5.5. ÚNICA VARA CRIMINAL DE XAMBIOÁ
A escrivania conta com uma escrivã, a Srª Maria de Fátima Vieira Rolin, 1
(uma) técnica judiciária, Srª. Clinéia Costa de Sousa Neves e, 1 (uma) Assitente
Administrativo, Srª. Amanda Cristina Alves de Sousa.
Quanto à estrutura física do local observou-se que não possui estrutura para
comportar a escrivania diante da quantidade de feitos em trâmite atualmente. A sala não possui
janela com grades, os processos são arquivados na própria serventia e as armas e objetos
apreendidos são alocados em um banheiro desativado dentro da própria serventia.
Quanto ao mobiliário e equipamentos de informática existentes, estes atendem
as necessidades da escrivania, contando com mesas e cadeiras suficientes, prateleiras de
armazenamento de processos e armários com portas, carecendo ainda de 1 (um) scanner.

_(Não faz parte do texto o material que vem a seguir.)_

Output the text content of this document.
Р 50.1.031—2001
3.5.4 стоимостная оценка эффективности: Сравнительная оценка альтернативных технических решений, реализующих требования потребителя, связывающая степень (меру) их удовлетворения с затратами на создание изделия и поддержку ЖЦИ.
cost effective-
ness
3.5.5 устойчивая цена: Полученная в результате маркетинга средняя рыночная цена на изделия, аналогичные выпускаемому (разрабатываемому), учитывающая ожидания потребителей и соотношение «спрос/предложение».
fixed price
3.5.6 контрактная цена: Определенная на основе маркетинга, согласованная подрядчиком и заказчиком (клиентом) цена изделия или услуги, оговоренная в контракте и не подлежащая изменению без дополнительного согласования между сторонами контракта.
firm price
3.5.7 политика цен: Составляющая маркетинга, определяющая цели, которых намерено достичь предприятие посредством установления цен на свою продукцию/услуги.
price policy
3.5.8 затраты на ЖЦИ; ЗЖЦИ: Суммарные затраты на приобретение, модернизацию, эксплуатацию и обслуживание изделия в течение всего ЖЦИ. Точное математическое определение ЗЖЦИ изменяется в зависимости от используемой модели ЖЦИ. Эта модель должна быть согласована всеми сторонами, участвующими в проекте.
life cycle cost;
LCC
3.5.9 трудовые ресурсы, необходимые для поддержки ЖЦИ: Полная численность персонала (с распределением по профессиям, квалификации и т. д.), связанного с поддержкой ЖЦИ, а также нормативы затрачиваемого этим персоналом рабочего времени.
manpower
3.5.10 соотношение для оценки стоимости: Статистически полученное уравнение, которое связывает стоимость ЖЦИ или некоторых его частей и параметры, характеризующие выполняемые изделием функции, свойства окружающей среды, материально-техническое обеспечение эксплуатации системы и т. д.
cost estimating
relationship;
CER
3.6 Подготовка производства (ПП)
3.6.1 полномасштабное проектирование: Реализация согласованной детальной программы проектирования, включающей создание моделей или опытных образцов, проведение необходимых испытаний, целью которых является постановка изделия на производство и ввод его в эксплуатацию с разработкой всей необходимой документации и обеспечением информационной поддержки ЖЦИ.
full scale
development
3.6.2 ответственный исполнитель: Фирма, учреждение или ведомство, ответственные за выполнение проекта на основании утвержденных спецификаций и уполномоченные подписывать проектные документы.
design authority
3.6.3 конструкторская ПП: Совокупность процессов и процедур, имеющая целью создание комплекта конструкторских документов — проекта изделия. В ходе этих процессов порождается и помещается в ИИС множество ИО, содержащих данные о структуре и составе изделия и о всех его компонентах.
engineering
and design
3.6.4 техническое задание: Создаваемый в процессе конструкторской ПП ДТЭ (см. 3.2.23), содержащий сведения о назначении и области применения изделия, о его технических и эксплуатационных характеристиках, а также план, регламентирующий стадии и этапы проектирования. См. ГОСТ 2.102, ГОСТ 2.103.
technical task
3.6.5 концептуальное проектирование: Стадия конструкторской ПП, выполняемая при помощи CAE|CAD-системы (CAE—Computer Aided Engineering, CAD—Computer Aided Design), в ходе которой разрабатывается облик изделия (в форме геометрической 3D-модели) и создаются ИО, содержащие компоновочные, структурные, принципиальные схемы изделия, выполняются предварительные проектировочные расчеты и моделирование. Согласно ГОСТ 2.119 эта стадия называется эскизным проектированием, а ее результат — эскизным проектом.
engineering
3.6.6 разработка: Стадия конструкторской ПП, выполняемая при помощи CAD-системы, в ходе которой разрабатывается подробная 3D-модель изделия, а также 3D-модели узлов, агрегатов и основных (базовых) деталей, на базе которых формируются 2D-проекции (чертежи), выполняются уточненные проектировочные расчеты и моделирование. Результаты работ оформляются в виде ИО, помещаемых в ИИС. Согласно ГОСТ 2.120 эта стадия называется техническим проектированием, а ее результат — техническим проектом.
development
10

A escrivania é informatizada e o controle de processos é feito através do
sistema disponibilizado pelo Tribunal de Justiça SPROC, Livro Tombo e Relatórios do Sistema
e-Proc.
Quanto aos livros obrigatórios, nota-se que estão devidamente escriturados e
em ordem, ressaltando-se apenas para a ausência de numeração e rubricas em alguns, falha
esta que merece ser sanada imediatamente.
Além dos Registros obrigatórios, a serventia possui para controle próprio
diversos outros livros que foram todos vistados encontrando-se regulares.
Foi levantada pela equipe correcional a tramitação de 311(trezentos e onze)
Ações Penais, TCOs e Execuções Criminais no Cartório, sendo que na última estatística da
CGJUS havia sido informada a existência de 303 (trezentos e três). Tal diferença foi justificada
no ato correcional por ser tratar-se de novos feitos.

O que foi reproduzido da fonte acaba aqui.